TLM : Comment pose-t-on le diagnostic d’une APLV ?

Dr Alain Bocquet : Tout dépend de la forme de l’APLV. Si l’examen clinique oriente vers une APLV IgE-médiée, le diagnostic se fonde sur deux tests : le Prick-test, qui consiste à piquer la peau à travers une goutte de lait et à regarder si une papule apparaît 15 minutes après, et le dosage sanguin des anticorps IgE anti-lait (RAST). Le test de provocation orale est rarement réalisé en raison du risque de choc anaphylactique. En cas de suspicion d’une APLV non IgE-médiée, le Prick-test et les RAST sont négatifs, mais on peut procéder à un patch-test, qui consiste à déposer du lait dans une petite cupule collée sur la peau du nourrisson pendant 24 heures pour une lecture à 48 heures. Ce test est assez peu fiable, d’où la difficulté à poser le diagnostic de l’APLV non IgE-médiée. C’est alors la disparition des symptômes lors de l’éviction des produits contenant des PLV qui permet de le confirmer.

 

TLM : Comment prend-on en charge les enfants APLV ?

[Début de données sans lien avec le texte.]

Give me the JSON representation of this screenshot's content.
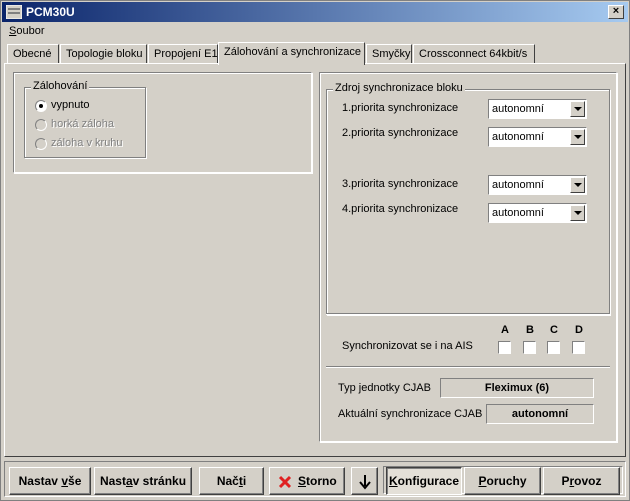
{
  "window": {
    "title": "PCM30U",
    "close": "×"
  },
  "menu": {
    "soubor_first": "S",
    "soubor_rest": "oubor"
  },
  "tabs": [
    {
      "label": "Obecné"
    },
    {
      "label": "Topologie bloku"
    },
    {
      "label": "Propojení E1"
    },
    {
      "label": "Zálohování a synchronizace",
      "active": true
    },
    {
      "label": "Smyčky"
    },
    {
      "label": "Crossconnect 64kbit/s"
    }
  ],
  "backup": {
    "legend": "Zálohování",
    "options": [
      {
        "label": "vypnuto",
        "selected": true,
        "enabled": true
      },
      {
        "label": "horká záloha",
        "selected": false,
        "enabled": false
      },
      {
        "label": "záloha v kruhu",
        "selected": false,
        "enabled": false
      }
    ]
  },
  "sync": {
    "legend": "Zdroj synchronizace bloku",
    "priorities": [
      {
        "label": "1.priorita synchronizace",
        "value": "autonomní"
      },
      {
        "label": "2.priorita synchronizace",
        "value": "autonomní"
      },
      {
        "label": "3.priorita synchronizace",
        "value": "autonomní"
      },
      {
        "label": "4.priorita synchronizace",
        "value": "autonomní"
      }
    ],
    "ais_label": "Synchronizovat se i na AIS",
    "ais_columns": [
      "A",
      "B",
      "C",
      "D"
    ],
    "cjab_type_label": "Typ jednotky CJAB",
    "cjab_type_value": "Fleximux (6)",
    "cjab_sync_label": "Aktuální synchronizace CJAB",
    "cjab_sync_value": "autonomní"
  },
  "buttons": {
    "set_all_a": "Nastav ",
    "set_all_b": "v",
    "set_all_c": "še",
    "set_page_a": "Nast",
    "set_page_b": "a",
    "set_page_c": "v stránku",
    "load_a": "Nač",
    "load_b": "t",
    "load_c": "i",
    "cancel_a": "",
    "cancel_b": "S",
    "cancel_c": "torno",
    "config_a": "",
    "config_b": "K",
    "config_c": "onfigurace",
    "faults_a": "",
    "faults_b": "P",
    "faults_c": "oruchy",
    "oper_a": "P",
    "oper_b": "r",
    "oper_c": "ovoz"
  },
  "colors": {
    "titlebar_start": "#0a246a",
    "titlebar_end": "#a6caf0",
    "cancel_icon": "#e02020"
  }
}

Dr Alain Bocquet : Quelle que soit la forme d’APLV, l’éviction du lait et des produits contenant du lait de vache est le principal traitement. Les laits infantiles autres que les hydrolysats contiennent des protéines de lait de vache et rarement de chèvre. Si l’allaitement maternel n’est pas envisageable, on remplace le lait infantile par des hydrolysats extensifs de protéines de lait de vache dont le principe est de fractionner les protéines en tout petits fragments par hydrolyse enzymatique et ainsi réduire fortement le nombre de sites antigéniques pour limiter leur pouvoir allergisant. Il en existe sept sur le marché français, à base de caséine hydrolysée ou de protéines solubles hydrolysées avec ou sans probiotiques, avec ou sans lactose. Environ 10% des enfants ne vont pas répondre à ces traitements car il peut persister un certain pouvoir allergisant des petits fragments protéiques résultant de l’hydrolyse : on peut alors leur prescrire des préparations à base d’acides aminés, traitement qu’il convient également de donner en première intention à ceux qui ont fait un choc anaphylactique. Ce sont des produits coûteux qu’il faut réserver aux situations pour lesquelles ils sont indiqués. Les hydrolysats de protéines de riz apparus en France en 2008 ont démontré leur grande efficacité pour prendre en charge les enfants APLV, car ils ne contiennent aucune trace de PLV et permettent une bonne croissance. Ils peuvent être utilisés en première intention et même en cas d’allergie aux hydrolysats de PLV.

 

TLM : Guérit-on d’une APLV ?

Dr Alain Bocquet : Tous les enfants souffrant d’une APLV non IgE-médiée guérissent et de façon relativement rapide, en 9 à 12 mois. Une réintroduction des aliments contenant des protéines de lait de vache est alors possible à domicile, suivant un protocole déterminé par le médecin. Mieux vaut donner à manger des fromages ou des produits à base de lait cuit, dont le pouvoir allergisant aura été sinon détruit du moins atténué par la chaleur. On vérifie néanmoins au préalable par un RAST et un Prick-test si l’APLV n’est pas passée à une forme IgE-médiée — ce qui est rare mais reste possible. La guérison n’est, en revanche, obtenue que dans 80% des cas chez les patients avec une APLV IgE-médiée, et cette guérison peut prendre jusqu’à quatre ans. La réintroduction des aliments à base de lait de vache se fait donc très progressivement et impérativement à l’hôpital, sous contrôle médical. Pour éviter tout risque de réaction grave, les parents doivent être en permanence équipés d’un antihistaminique et d’un stylo injecteur d’adrénaline.